5. Copy your problem 3 script and call it mems_424_hw1_p5.m’ or similar. We will use most of  that script, but alter it to solve for natural frequencies. Assign the following mass values m1 = 10kg, m2 = 20kg, m3 = 15 kg. Create the diagonal mass matrix using the diag() command in Matlab. Comment out or delete the code that solves for displacements.

Hint, here is another way to create constrained matrices in Matlab:

nDof = 8; % assume 8 degrees of freedom, for instance

fixedNodes = [2 5];  % we want to fix nodes 2 and 5

freeNodes = 1:nDof;  % this is all the nodes, we will need to remove some… freeNodes(fixedNodes) = []; % remove nodes that are fixed from this list  Kc = K(freeNodes, freeNodes);

Mc = M(freeNodes, freeNodes);

a. Find the 2 natural frequencies of the system when mass 1 is fixed. No need to show code, just give the frequencies in Hz.

b. Find the 3 natural frequencies of the system if no constraint is applied. What does it mean if one of these frequencies is zero?

c. Answer these questions: Did we use the load vector in solving for the natural       frequencies? Can you think of cases where applied loads would affect the natural frequencies?

6.    Copy your problem 5 script and call it mems_424_hw1_p6 .m’ or similar. We will use most of that script, but alter it to solve for dynamic response.

a.    Fix node 1. We should now have 2 free nodes (2 and 3) with forces of 1000N and -200N applied to them.

b.    Create parameters for the initial and final time of the simulation: t0=0; tf = 3;

c. Create a vector of zero initial conditions. Because we are solving a 2nd-order system, we need initial conditions for position and velocity. Something like this would work:

y0 = zeros(2*numel(freeNodes),1); %just a column with 4 0s

d. Create a load vector for the state space equations. To be general, we could do it like this:

p = [fc;zeros(numel(freeNodes),1)];

e.    Create the block matrices shown on page 13 of the LW notes. Here is some example

code to create the block matrix A:

Z = zeros(size(Kc));

A = [Mc, Z; Z, -Kc];

We will assume mass-proportional damping with a = 0. 1 and F = 0.001, create             parameters alpha’ and ‘beta’ in the parameters section (not down at the bottom where they will be buried).

C = alpha*Mc + beta*Kc;

Create the B matrix as a block matrix of C, Kc, and Z matrices.

f.     Run your code so far and verify by inspection that A and B are symmetric. Alternately,    confirm that A-A’ is a matrix of zeros as is B-B’ (the apostrophe is a transpose in Matlab)

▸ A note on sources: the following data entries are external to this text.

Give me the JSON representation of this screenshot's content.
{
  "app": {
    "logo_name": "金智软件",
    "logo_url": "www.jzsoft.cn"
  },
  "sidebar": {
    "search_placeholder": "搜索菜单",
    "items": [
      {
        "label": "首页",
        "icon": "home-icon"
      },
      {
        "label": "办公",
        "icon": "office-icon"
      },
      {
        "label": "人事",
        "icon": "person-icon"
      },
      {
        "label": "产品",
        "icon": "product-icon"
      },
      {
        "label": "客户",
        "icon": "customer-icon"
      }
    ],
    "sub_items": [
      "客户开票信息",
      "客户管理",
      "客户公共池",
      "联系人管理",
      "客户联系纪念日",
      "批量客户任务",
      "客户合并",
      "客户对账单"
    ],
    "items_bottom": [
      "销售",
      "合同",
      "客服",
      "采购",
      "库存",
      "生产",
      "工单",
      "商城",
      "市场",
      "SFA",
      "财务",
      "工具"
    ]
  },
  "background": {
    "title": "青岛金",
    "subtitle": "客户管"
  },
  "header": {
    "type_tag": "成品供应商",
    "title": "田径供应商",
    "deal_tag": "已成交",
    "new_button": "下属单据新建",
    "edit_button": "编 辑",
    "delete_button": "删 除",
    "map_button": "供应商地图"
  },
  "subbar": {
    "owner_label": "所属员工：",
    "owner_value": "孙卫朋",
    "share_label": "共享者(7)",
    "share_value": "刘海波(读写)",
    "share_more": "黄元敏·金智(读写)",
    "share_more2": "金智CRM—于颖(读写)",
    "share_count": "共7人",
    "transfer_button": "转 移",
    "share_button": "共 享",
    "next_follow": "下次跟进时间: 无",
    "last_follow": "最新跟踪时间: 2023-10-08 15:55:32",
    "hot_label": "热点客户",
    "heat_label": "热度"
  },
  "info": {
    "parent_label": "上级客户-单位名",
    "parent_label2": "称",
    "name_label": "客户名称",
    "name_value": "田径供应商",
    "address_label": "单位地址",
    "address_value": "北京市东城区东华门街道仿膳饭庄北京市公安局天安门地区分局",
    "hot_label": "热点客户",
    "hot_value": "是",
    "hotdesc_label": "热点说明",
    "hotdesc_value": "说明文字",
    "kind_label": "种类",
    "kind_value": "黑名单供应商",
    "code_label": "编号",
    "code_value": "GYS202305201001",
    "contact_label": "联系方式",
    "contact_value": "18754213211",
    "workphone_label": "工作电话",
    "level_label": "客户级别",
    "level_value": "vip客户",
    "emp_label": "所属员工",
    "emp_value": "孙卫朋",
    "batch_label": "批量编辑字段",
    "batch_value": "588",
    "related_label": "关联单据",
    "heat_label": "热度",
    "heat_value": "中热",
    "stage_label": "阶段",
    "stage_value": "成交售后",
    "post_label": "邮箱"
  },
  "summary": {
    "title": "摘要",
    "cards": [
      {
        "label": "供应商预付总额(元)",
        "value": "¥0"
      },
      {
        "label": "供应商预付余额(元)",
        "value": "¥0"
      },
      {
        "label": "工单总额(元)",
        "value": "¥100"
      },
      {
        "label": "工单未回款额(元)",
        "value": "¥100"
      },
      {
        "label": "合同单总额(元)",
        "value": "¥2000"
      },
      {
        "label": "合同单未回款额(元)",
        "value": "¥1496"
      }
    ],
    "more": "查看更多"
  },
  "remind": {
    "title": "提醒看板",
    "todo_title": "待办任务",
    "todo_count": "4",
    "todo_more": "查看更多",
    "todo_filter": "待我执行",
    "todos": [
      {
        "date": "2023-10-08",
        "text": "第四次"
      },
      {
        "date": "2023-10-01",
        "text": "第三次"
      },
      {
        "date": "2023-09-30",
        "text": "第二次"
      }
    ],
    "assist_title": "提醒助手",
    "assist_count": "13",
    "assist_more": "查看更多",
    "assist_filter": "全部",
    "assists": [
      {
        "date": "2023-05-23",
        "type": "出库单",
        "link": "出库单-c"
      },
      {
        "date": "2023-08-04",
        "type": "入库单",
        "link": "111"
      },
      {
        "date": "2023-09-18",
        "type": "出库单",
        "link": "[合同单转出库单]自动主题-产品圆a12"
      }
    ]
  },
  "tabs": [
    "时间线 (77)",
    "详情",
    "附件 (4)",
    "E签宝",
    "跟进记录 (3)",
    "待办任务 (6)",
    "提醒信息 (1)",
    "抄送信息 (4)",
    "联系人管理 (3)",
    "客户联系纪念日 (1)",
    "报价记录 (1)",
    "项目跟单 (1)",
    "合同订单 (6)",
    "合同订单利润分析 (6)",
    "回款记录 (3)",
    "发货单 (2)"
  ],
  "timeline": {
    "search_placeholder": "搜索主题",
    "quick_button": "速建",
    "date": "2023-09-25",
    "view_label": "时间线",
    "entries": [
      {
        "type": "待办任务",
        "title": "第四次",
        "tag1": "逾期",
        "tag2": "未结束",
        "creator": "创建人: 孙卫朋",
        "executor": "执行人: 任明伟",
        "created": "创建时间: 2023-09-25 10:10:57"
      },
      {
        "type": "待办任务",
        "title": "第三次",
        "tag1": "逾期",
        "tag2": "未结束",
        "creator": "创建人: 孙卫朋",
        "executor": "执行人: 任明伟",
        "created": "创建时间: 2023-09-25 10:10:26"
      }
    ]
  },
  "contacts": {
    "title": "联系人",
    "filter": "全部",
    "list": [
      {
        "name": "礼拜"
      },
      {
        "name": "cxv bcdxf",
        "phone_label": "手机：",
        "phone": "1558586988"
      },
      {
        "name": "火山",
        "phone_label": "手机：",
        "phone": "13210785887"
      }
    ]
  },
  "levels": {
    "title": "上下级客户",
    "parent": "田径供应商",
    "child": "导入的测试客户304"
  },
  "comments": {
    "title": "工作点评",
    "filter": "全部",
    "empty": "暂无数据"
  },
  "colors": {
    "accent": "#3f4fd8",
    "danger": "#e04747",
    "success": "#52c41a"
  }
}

g.    Create an anonymous function. There are multiple ways to do this, but this is one: dydt = @(t,y)A\(-B*y + p);

This might be an inefficient way to do this, but we wont worry about that for now.

h.    Finally, call an ode solver and plot your results. We will use the trusty Matlab ode45(): [t,y] = ode45(dydt,[t0, tf], y0);

i.     We will plot the motion of the two masses. Because of the way that we   set up our state-space equations, these are the last two elements of our

solution vector (y3 (t), y4 (t)).

plot(t,y(:,[3 4]))

j. Add axes and units for your plot. Add a grid. Add legends for ‘u1’ and ‘u2’ . When it looks good to you, publish your code to pdf using the Publish button.